Deklarasi FCTC juga membuat DPR RI dan Pemerintah RI mewacanakan revisi UU Nomor 39 Tahun 2007 Tentang Perubahan Atas UU Nomor 11 Tahun 1995 Tentang Cukai. Namun, wacana ini mendapat beragam protes dari pelaku industri tembakau. Jelas, arah dari revisi UU ini adalah menaikkan tariff cukai rkok dari berbagai industri dengan tujuan agar produksi rokok bias ditekan, sementara penerimaan cukai negara naik signifikan. Agenda seiringan juga mewarnai penggondokan Undang Undang Pertembakauan yang kini masih berbentuk Rancangan Undang Undang (RUU) yang tak kunjung disahkan oleh Pemerintah dan DPR RI karena beragam protes dari kalangan medis.

Lahirnya deklarasi FCTC harus diakui menguncang kebijakan ekonomi negara penghasil rokok di Dunia, salah satunya Indonesia. Tak heran jika Pemerintah Indonesia hingga sejauh ini masih enggan meratifikasi peraturan kesepahaman Deklarasi FCTC.  Analisa yuridis terhadap dampak FCTC (Framework Convention on Tobacco Protokol) dari kacamata Critical Legal Studies atau studi hukum kritis mengembangkan pemikiran dan ajaran yang pada garis besarnya bertujuan untuk menentang atau setidaknya meninjau kembali norma-norma, standar-standar, dari sistem hukum dan implementasinya dari apa yang dikenal sistem hukum modern. Dalam pandangan studi hukum kritis keadaan hukum adalah untuk mendukung kepentingan atau kelas dalam masyarakat yang membentuk hukum tersebut. Dalam kerangka pemikiran ini mereka yang kuat menggunakan hukum sebagai instrumen untuk melakukan penekanan.

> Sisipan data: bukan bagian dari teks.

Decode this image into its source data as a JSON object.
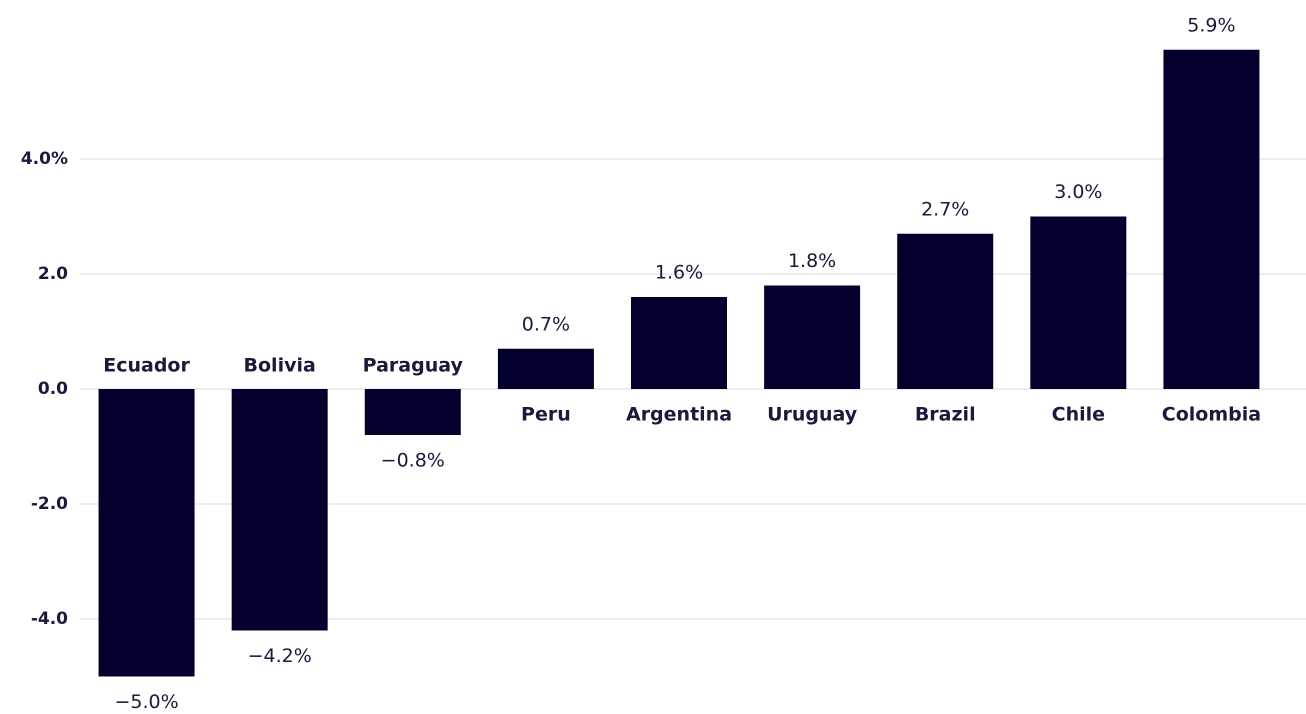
{
  "chart_data": {
    "type": "bar",
    "categories": [
      "Ecuador",
      "Bolivia",
      "Paraguay",
      "Peru",
      "Argentina",
      "Uruguay",
      "Brazil",
      "Chile",
      "Colombia"
    ],
    "values": [
      -5.0,
      -4.2,
      -0.8,
      0.7,
      1.6,
      1.8,
      2.7,
      3.0,
      5.9
    ],
    "value_labels": [
      "−5.0%",
      "−4.2%",
      "−0.8%",
      "0.7%",
      "1.6%",
      "1.8%",
      "2.7%",
      "3.0%",
      "5.9%"
    ],
    "color": "#03002e",
    "ylim": [
      -5.5,
      6.7
    ],
    "yticks": [
      {
        "value": -4,
        "label": "-4.0"
      },
      {
        "value": -2,
        "label": "-2.0"
      },
      {
        "value": 0,
        "label": "0.0"
      },
      {
        "value": 2,
        "label": "2.0"
      },
      {
        "value": 4,
        "label": "4.0%"
      }
    ],
    "grid": true
  }
}
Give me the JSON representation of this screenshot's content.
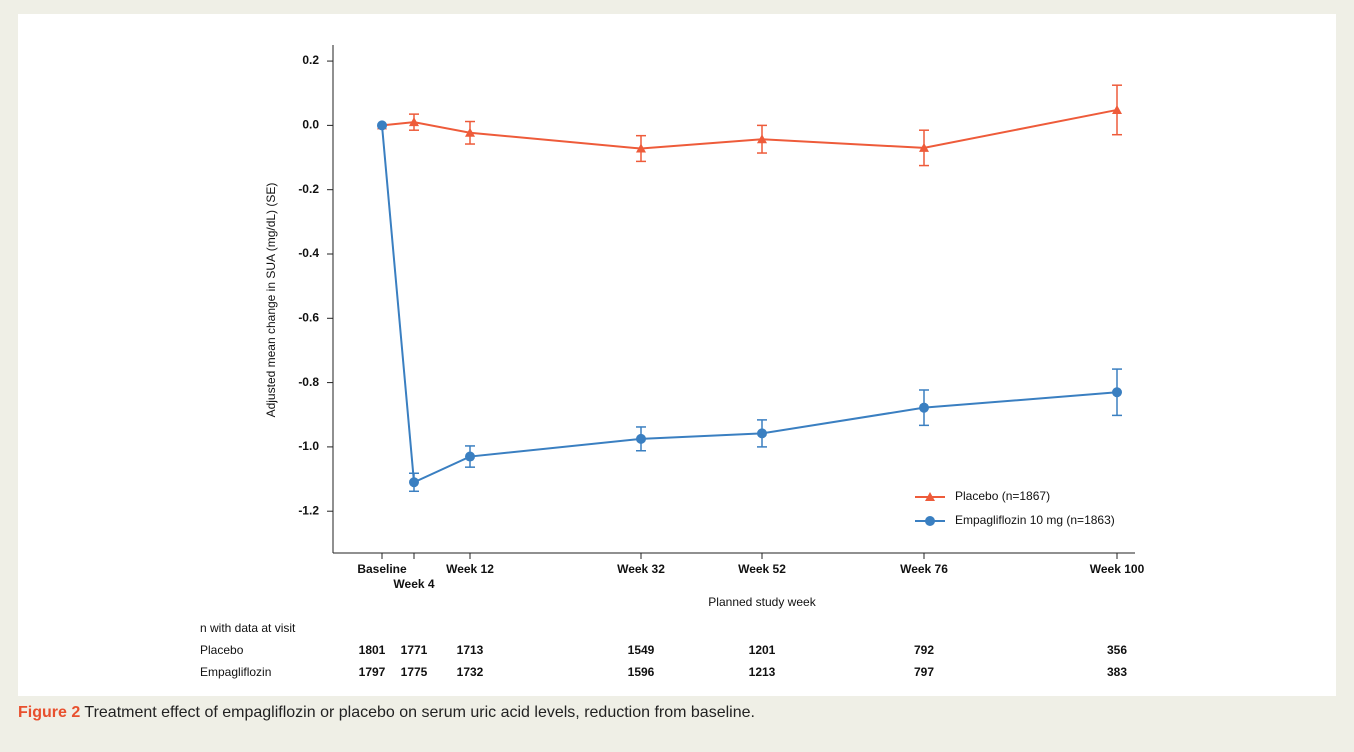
{
  "chart_data": {
    "type": "line",
    "y_label": "Adjusted mean change in SUA (mg/dL) (SE)",
    "x_label": "Planned study week",
    "categories": [
      "Baseline",
      "Week 4",
      "Week 12",
      "Week 32",
      "Week 52",
      "Week 76",
      "Week 100"
    ],
    "series": [
      {
        "name": "Placebo (n=1867)",
        "color": "#ee5b3a",
        "marker": "triangle",
        "values": [
          0,
          0.01,
          -0.023,
          -0.072,
          -0.043,
          -0.07,
          0.048
        ],
        "errors": [
          null,
          0.025,
          0.035,
          0.04,
          0.043,
          0.055,
          0.077
        ]
      },
      {
        "name": "Empagliflozin 10 mg (n=1863)",
        "color": "#3a7fc1",
        "marker": "circle",
        "values": [
          0,
          -1.11,
          -1.03,
          -0.975,
          -0.958,
          -0.878,
          -0.83
        ],
        "errors": [
          null,
          0.028,
          0.033,
          0.037,
          0.042,
          0.055,
          0.072
        ]
      }
    ],
    "ylim": [
      -1.33,
      0.25
    ],
    "yticks": [
      0.2,
      {
        "value": 0,
        "label": "0.0"
      },
      -0.2,
      -0.4,
      -0.6,
      -0.8,
      {
        "value": -1,
        "label": "-1.0"
      },
      -1.2
    ],
    "legend": "lower right",
    "table": {
      "title": "n with data at visit",
      "rows": [
        {
          "name": "Placebo",
          "color": "#ee5b3a",
          "values": [
            "1801",
            "1771",
            "1713",
            "1549",
            "1201",
            "792",
            "356"
          ]
        },
        {
          "name": "Empagliflozin",
          "color": "#3a7fc1",
          "values": [
            "1797",
            "1775",
            "1732",
            "1596",
            "1213",
            "797",
            "383"
          ]
        }
      ]
    }
  },
  "caption": {
    "label": "Figure 2",
    "text": "Treatment effect of empagliflozin or placebo on serum uric acid levels, reduction from baseline."
  }
}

FCTC adalah salah satu instrumen internasional yang disusun oleh negara-negara anggota WHO dalam upaya mengendalikan tembakau, sebagai buah dari kesepahaman bersama bahwa tembakau yang tidak dikendalikan akan menjadi masalah besar bagi kesehatan masyarakat dunia.Hingga akhir tahun 2014 sudah ada 177 negara meratifikasi FCTC, sedangkan Indonesia belum meratifikasi. Sebagaimana tertulis dalam pembukaannya, tujuan FCTC adalah untuk “melindungi generasi sekarang dan mendatang dari kerusakan kesehatan, sosial, dan konsekuensi ekonomi dari konsumsi tembakau serta paparan terhadap asap tembakau”.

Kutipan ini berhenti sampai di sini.